La impunidad efectiva de agentes de policía en casos de tortura y otros malos tratos.
Amnistía Internacional

CONCLUSIONES Y RECOMENDACIONES

Amnistía Internacional considera que las persistentes denuncias de malos tratos cometidos por funcionarios encargados de hacer cumplir la ley tienen su origen en los múltiples incumplimientos por parte de las autoridades españolas de sus obligaciones legales internacionales, que les exigen la adopción de diversas medidas legislativas, judiciales y administrativas para prevenir los malos tratos, poner a los responsables a disposición de la justicia y garantizar que las víctimas reciben reparación. Aunque Amnistía Internacional no considera que los malos tratos por parte de los funcionarios encargados de hacer cumplir la ley españoles constituyan un hecho rutinario, a partir de sus investigaciones la organización refuta la idea de que sean un hecho excepcional y que la responsabilidad de que se produzcan recaiga exclusivamente en un puñado de agentes de policía delictivos.

La tortura y otros malos tratos son violaciones de derechos humanos, y están prohibidos por el derecho internacional en toda circunstancia. Todas las denuncias y los informes de malos tratos deben ser investigados de manera pronta, imparcial y efectiva por un órgano independiente de los presuntos autores. Las víctimas de tales actos deben recibir del Estado una reparación pronta y adecuada, que debe incluir restitución, indemnización económica justa y adecuada, atención médica y rehabilitación apropiadas y garantías de no repetición.

Los funcionarios encargados de hacer cumplir la ley que sean responsables de malos tratos deben rendir cuentas en todos los niveles: disciplinario y penal. Las investigaciones disciplinarias eficaces son un medio importante para identificar y rectificar las deficiencias sistémicas que facilitan los malos tratos. Las conclusiones de los organismos de investigación o supervisión independientes son también importantes en este sentido.
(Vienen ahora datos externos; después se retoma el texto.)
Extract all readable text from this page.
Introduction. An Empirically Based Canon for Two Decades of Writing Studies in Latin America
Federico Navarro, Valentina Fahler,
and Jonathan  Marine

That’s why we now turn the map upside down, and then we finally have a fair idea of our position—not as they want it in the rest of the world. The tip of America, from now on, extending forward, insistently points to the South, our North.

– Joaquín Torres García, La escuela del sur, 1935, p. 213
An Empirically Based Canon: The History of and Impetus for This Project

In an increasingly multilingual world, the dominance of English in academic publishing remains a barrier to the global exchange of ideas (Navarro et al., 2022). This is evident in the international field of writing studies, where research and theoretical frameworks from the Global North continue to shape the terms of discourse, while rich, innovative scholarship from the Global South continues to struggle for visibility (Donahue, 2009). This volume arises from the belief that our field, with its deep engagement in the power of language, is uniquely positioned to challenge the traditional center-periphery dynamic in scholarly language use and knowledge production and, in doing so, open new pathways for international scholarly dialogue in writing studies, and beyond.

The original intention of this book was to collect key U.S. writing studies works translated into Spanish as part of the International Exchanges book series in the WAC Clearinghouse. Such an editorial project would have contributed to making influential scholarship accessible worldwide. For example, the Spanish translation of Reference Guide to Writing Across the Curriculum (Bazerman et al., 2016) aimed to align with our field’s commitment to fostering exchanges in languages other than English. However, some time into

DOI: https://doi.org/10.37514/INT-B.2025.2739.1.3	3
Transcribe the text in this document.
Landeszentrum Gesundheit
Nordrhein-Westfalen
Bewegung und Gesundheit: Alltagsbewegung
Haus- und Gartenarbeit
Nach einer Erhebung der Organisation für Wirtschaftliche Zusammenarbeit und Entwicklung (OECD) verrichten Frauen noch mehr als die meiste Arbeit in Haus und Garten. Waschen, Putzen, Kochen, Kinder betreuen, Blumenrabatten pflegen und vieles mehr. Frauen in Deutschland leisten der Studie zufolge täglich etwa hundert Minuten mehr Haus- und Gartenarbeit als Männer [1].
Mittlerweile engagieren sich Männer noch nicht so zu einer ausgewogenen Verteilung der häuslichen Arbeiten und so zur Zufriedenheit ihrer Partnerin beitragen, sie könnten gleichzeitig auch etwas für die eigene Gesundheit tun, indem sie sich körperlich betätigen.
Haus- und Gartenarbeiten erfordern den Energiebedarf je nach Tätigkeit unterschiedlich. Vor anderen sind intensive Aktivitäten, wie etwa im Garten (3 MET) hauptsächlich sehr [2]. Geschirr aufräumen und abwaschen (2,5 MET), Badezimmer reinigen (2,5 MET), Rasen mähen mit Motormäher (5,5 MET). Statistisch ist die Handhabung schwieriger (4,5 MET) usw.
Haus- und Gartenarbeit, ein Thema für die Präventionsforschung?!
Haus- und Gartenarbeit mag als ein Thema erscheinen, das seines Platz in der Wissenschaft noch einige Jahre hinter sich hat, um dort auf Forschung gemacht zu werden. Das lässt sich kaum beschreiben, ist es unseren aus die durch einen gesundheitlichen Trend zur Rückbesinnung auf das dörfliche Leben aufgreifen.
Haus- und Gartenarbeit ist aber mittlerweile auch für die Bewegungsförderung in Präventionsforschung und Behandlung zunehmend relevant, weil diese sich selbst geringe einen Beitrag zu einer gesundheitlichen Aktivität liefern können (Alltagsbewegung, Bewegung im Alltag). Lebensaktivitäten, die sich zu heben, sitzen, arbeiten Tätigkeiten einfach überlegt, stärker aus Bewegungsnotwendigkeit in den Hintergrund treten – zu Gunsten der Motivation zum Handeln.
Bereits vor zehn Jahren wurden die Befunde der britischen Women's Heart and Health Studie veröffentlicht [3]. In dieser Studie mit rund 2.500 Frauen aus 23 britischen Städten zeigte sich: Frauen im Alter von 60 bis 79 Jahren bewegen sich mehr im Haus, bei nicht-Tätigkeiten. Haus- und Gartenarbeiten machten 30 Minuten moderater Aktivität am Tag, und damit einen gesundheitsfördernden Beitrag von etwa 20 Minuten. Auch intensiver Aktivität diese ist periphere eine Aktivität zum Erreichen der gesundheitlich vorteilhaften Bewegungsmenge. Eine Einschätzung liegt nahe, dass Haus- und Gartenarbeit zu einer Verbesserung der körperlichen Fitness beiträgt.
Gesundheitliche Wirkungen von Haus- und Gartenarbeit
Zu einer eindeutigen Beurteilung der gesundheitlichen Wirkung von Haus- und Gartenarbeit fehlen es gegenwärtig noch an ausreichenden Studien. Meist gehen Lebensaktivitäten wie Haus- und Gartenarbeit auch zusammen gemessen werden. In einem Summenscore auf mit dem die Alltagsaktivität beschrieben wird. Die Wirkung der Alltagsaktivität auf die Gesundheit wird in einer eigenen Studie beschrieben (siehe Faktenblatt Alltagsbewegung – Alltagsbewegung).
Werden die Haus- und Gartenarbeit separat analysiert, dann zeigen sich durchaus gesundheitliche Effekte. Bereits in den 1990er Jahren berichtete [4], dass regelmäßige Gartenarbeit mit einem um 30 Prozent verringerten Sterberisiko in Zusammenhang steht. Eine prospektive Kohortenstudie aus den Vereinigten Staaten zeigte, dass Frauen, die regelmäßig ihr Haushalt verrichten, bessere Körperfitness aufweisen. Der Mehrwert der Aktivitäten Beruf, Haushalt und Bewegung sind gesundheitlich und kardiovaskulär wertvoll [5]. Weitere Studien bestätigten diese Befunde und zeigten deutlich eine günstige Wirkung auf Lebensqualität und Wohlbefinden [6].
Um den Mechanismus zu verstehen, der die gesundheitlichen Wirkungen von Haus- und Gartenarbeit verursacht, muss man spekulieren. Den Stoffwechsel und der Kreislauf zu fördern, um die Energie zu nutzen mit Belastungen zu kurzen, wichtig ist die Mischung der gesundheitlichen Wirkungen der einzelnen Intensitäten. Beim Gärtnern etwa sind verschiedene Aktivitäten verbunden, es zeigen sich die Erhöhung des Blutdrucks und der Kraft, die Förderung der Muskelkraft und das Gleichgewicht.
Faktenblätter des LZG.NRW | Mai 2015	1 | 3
Para concluir este informe, Amnistía Internacional expone a continuación algunas recomendaciones a las autoridades españolas que la organización considera que contribuirían a prevenir los malos tratos y a poner fin a la impunidad de los funcionarios encargados de hacer cumplir la ley responsables de tales actos.

EN CONCRETO, AMNISTÍA INTERNACIONAL RECOMIENDA:

En relación con la investigación de las denuncias de violaciones graves de derechos humanos por parte de funcionarios encargados de hacer cumplir la ley:

El gobierno español debe:

– Reformar el sistema de investigación de las denuncias de violaciones graves de derechos humanos, incluidos la tortura y otros malos tratos, cometidas por funcionarios encargados de hacer cumplir la ley para adecuarla a las normas internacionales a fin de garantizar que las investigaciones sean prontas, independientes, imparciales y exhaustivas. Las investigaciones deben correr a cargo de personal competente, imparcial e independiente de los presuntos autores y del organismo en el que prestan servicio. El gobierno debe prestar la máxima atención a la posibilidad de crear un mecanismo independiente y dotado de plenos recursos, tal como recomendó el Comité Europeo para la Prevención de la Tortura y de las Penas o Tratos Inhumanos o Degradantes (CPT) después de su visita a España en 2001, para investigar todas las denuncias de violaciones graves de derechos humanos cometidas por funcionarios encargados de hacer cumplir la ley, incluidos homicidios (entre ellos los disparos con resultado de muerte), tortura y otros malos tratos. Este mecanismo estaría facultado para ordenar la incoación de procedimientos disciplinarios contra los funcionarios encargados de hacer cumplir la ley y para remitir un caso directamente a las autoridades judiciales para su enjuiciamiento criminal si procediera.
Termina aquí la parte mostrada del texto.